Wednesday, July 12, 2017
For many commercial tenants, negotiating a good lease or lease renewal against an experienced agent or landlord can be a challenge. While an entrepreneur focuses on marketing and managing, savvy real estate agents and brokers are specialized salespeople. Their job is to sell tenants on leasing their location at the highest possible rental rate.
Tenants may go through the leasing process only two or three times in their entire lifetime — yet they have to negotiate against seasoned professionals who negotiate leases every day for a living. Negotiating appropriate leasing terms is vital for a business owner as the amount of rent he pays will directly affect the company's financial bottom line.
Whether you are leasing a new location for the first time or negotiating a lease renewal for your business, here are three money-saving tips for commercial tenants:
Hiring a lawyer or an accountant
Few lawyers or accountants possess savvy or practical experience in commercial real estate. Therefore, check their websites or ask them directly if they specialize in commercial real estate. Another good approach is asking other business owners in your professional circle for referrals.
The legality of the lease document is not often in question — to that end, is often more important to review the lease document for negotiable points rather than legal points.
Who makes the first offer?
Whether you are looking at a new lease or a lease renewal, it is best if the landlord makes the first proposal.
Don't be surprised if your verbal request (especially for a lease renewal proposal) falls on deaf ears. Write a brief letter to the leasing representative or the property manager requesting a written proposal within 10 days.
If you make the first renewal offer, this implies that you will be staying — thereby undermining your negotiating strength.
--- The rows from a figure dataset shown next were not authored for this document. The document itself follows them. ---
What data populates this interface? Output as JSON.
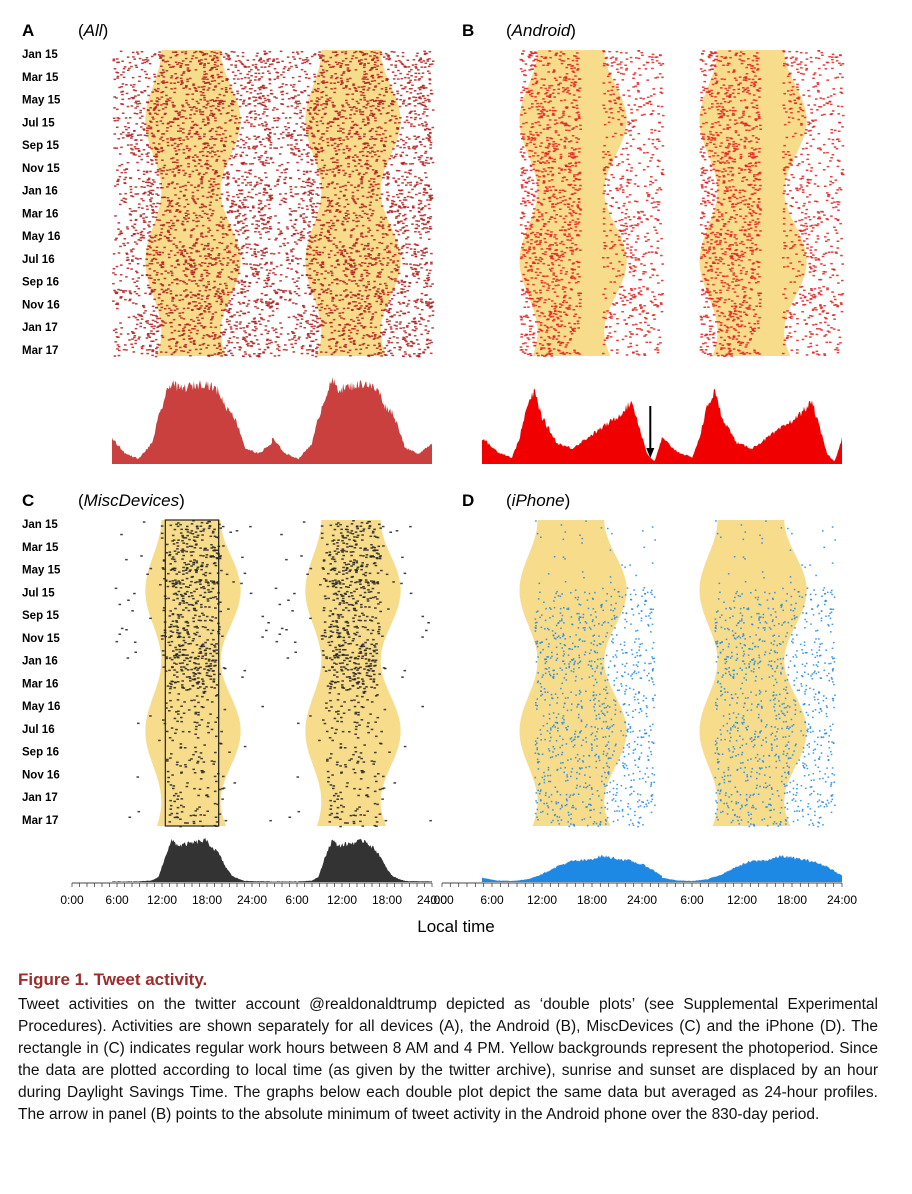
{
  "figure": {
    "panels": [
      {
        "letter": "A",
        "title_pre": "(",
        "title_it": "All",
        "title_post": ")"
      },
      {
        "letter": "B",
        "title_pre": "(",
        "title_it": "Android",
        "title_post": ")"
      },
      {
        "letter": "C",
        "title_pre": "(",
        "title_it": "MiscDevices",
        "title_post": ")"
      },
      {
        "letter": "D",
        "title_pre": "(",
        "title_it": "iPhone",
        "title_post": ")"
      }
    ],
    "x_axis_label": "Local time"
  },
  "chart_data": [
    {
      "type": "heatmap",
      "panel": "A",
      "title": "(All)",
      "y_tick_labels": [
        "Jan 15",
        "Mar 15",
        "May 15",
        "Jul 15",
        "Sep 15",
        "Nov 15",
        "Jan 16",
        "Mar 16",
        "May 16",
        "Jul 16",
        "Sep 16",
        "Nov 16",
        "Jan 17",
        "Mar 17"
      ],
      "x_range_hours": [
        0,
        48
      ],
      "double_plot": true,
      "dot_color": "#b01e1e",
      "photoperiod_color": "#f7dc8b",
      "profile": {
        "type": "area",
        "color": "#c9403f",
        "x_hours": [
          0,
          2,
          4,
          6,
          7,
          8,
          9,
          10,
          12,
          14,
          16,
          17,
          18,
          19,
          20,
          22,
          24
        ],
        "relative_activity": [
          0.25,
          0.1,
          0.05,
          0.2,
          0.45,
          0.65,
          0.8,
          0.72,
          0.75,
          0.78,
          0.7,
          0.55,
          0.5,
          0.35,
          0.15,
          0.1,
          0.2
        ]
      }
    },
    {
      "type": "heatmap",
      "panel": "B",
      "title": "(Android)",
      "y_tick_labels": [],
      "x_range_hours": [
        0,
        48
      ],
      "double_plot": true,
      "dot_color": "#e02020",
      "photoperiod_color": "#f7dc8b",
      "profile": {
        "type": "area",
        "color": "#f00000",
        "x_hours": [
          0,
          2,
          4,
          5,
          6,
          7,
          8,
          10,
          12,
          14,
          16,
          18,
          20,
          21,
          22,
          23,
          24
        ],
        "relative_activity": [
          0.25,
          0.12,
          0.06,
          0.25,
          0.55,
          0.7,
          0.45,
          0.2,
          0.15,
          0.25,
          0.35,
          0.45,
          0.6,
          0.35,
          0.1,
          0.02,
          0.25
        ]
      },
      "annotation": "arrow marks absolute minimum of tweet activity"
    },
    {
      "type": "heatmap",
      "panel": "C",
      "title": "(MiscDevices)",
      "y_tick_labels": [
        "Jan 15",
        "Mar 15",
        "May 15",
        "Jul 15",
        "Sep 15",
        "Nov 15",
        "Jan 16",
        "Mar 16",
        "May 16",
        "Jul 16",
        "Sep 16",
        "Nov 16",
        "Jan 17",
        "Mar 17"
      ],
      "x_range_hours": [
        0,
        48
      ],
      "double_plot": true,
      "dot_color": "#222222",
      "photoperiod_color": "#f7dc8b",
      "work_hours_box_hours": [
        8,
        16
      ],
      "profile": {
        "type": "area",
        "color": "#333333",
        "x_hours": [
          0,
          4,
          6,
          7,
          8,
          9,
          10,
          12,
          14,
          16,
          17,
          18,
          19,
          20,
          24
        ],
        "relative_activity": [
          0.01,
          0.01,
          0.03,
          0.1,
          0.5,
          0.8,
          0.7,
          0.75,
          0.8,
          0.55,
          0.3,
          0.12,
          0.06,
          0.02,
          0.01
        ]
      },
      "x_tick_labels": [
        "0:00",
        "6:00",
        "12:00",
        "18:00",
        "24:00",
        "6:00",
        "12:00",
        "18:00",
        "24:00"
      ]
    },
    {
      "type": "heatmap",
      "panel": "D",
      "title": "(iPhone)",
      "y_tick_labels": [],
      "x_range_hours": [
        0,
        48
      ],
      "double_plot": true,
      "dot_color": "#1e88e5",
      "photoperiod_color": "#f7dc8b",
      "profile": {
        "type": "area",
        "color": "#1e88e5",
        "x_hours": [
          0,
          2,
          4,
          6,
          8,
          10,
          12,
          14,
          16,
          18,
          20,
          22,
          24
        ],
        "relative_activity": [
          0.08,
          0.03,
          0.02,
          0.05,
          0.15,
          0.3,
          0.4,
          0.42,
          0.5,
          0.45,
          0.4,
          0.3,
          0.12
        ]
      },
      "x_tick_labels": [
        "0:00",
        "6:00",
        "12:00",
        "18:00",
        "24:00",
        "6:00",
        "12:00",
        "18:00",
        "24:00"
      ]
    }
  ],
  "caption": {
    "title": "Figure 1. Tweet activity.",
    "body": "Tweet activities on the twitter account @realdonaldtrump depicted as ‘double plots’ (see Supplemental Experimental Procedures). Activities are shown separately for all devices (A), the Android (B), MiscDevices (C) and the iPhone (D). The rectangle in (C) indicates regular work hours between 8 AM and 4 PM. Yellow backgrounds represent the photoperiod. Since the data are plotted according to local time (as given by the twitter archive), sunrise and sunset are displaced by an hour during Daylight Savings Time. The graphs below each double plot depict the same data but averaged as 24-hour profiles. The arrow in panel (B) points to the absolute minimum of tweet activity in the Android phone over the 830-day period."
  }
}
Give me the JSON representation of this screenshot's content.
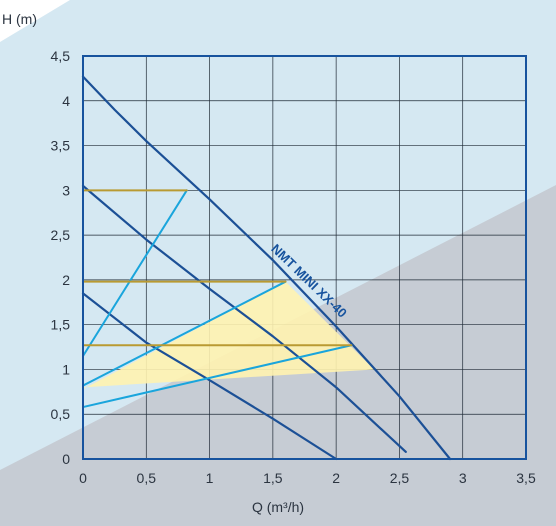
{
  "chart_data": {
    "type": "line",
    "title": "",
    "xlabel": "Q (m³/h)",
    "ylabel": "H (m)",
    "xlim": [
      0,
      3.5
    ],
    "ylim": [
      0,
      4.5
    ],
    "grid": true,
    "x_ticks": [
      "0",
      "0,5",
      "1",
      "1,5",
      "2",
      "2,5",
      "3",
      "3,5"
    ],
    "y_ticks": [
      "0",
      "0,5",
      "1",
      "1,5",
      "2",
      "2,5",
      "3",
      "3,5",
      "4",
      "4,5"
    ],
    "annotation": "NMT MINI XX-40",
    "series": [
      {
        "kind": "pump-curve",
        "x": [
          0,
          0.25,
          0.5,
          1.0,
          1.5,
          2.0,
          2.5,
          2.9
        ],
        "y": [
          4.27,
          3.9,
          3.55,
          2.9,
          2.22,
          1.48,
          0.7,
          0.0
        ]
      },
      {
        "kind": "pump-curve",
        "x": [
          0,
          0.5,
          1.0,
          1.5,
          2.0,
          2.55
        ],
        "y": [
          3.05,
          2.45,
          1.9,
          1.37,
          0.8,
          0.08
        ]
      },
      {
        "kind": "pump-curve",
        "x": [
          0,
          0.5,
          1.0,
          1.5,
          2.0
        ],
        "y": [
          1.85,
          1.3,
          0.88,
          0.45,
          0.0
        ]
      },
      {
        "kind": "proportional-pressure",
        "x": [
          0,
          0.82
        ],
        "y": [
          1.15,
          3.0
        ]
      },
      {
        "kind": "proportional-pressure",
        "x": [
          0,
          1.6
        ],
        "y": [
          0.82,
          1.98
        ]
      },
      {
        "kind": "proportional-pressure",
        "x": [
          0,
          2.12
        ],
        "y": [
          0.58,
          1.27
        ]
      },
      {
        "kind": "constant-pressure",
        "x": [
          0,
          0.82
        ],
        "y": [
          3.0,
          3.0
        ]
      },
      {
        "kind": "constant-pressure",
        "x": [
          0,
          1.6
        ],
        "y": [
          1.98,
          1.98
        ]
      },
      {
        "kind": "constant-pressure",
        "x": [
          0,
          2.12
        ],
        "y": [
          1.27,
          1.27
        ]
      }
    ],
    "operating_area": {
      "x": [
        0,
        1.6,
        2.3,
        0
      ],
      "y": [
        0.78,
        1.98,
        1.0,
        0.8
      ]
    },
    "colors": {
      "background": "#d5e8f2",
      "lower_band": "#c6ccd4",
      "plot_frame": "#17539e",
      "pump_curve": "#1c5096",
      "proportional": "#1aa5dc",
      "constant": "#b99a32",
      "operating_area": "#fff3b0"
    }
  }
}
Never just accept the first offer
Even if an offer seems reasonable or you have no idea what to negotiate for, never accept the leasing agent's first offer. More often than not, this first offer or rental rate is inflated. Many agents use a strategy of starting negotiations at a higher rate that allows them to give in slightly.
We frequently completes lease agreements at 15-25 percent less than the agent's opening offer. In one case, the rental rate came down from an asking rental rate of $8 per square foot to under $3 per square foot following our negotiating for our client.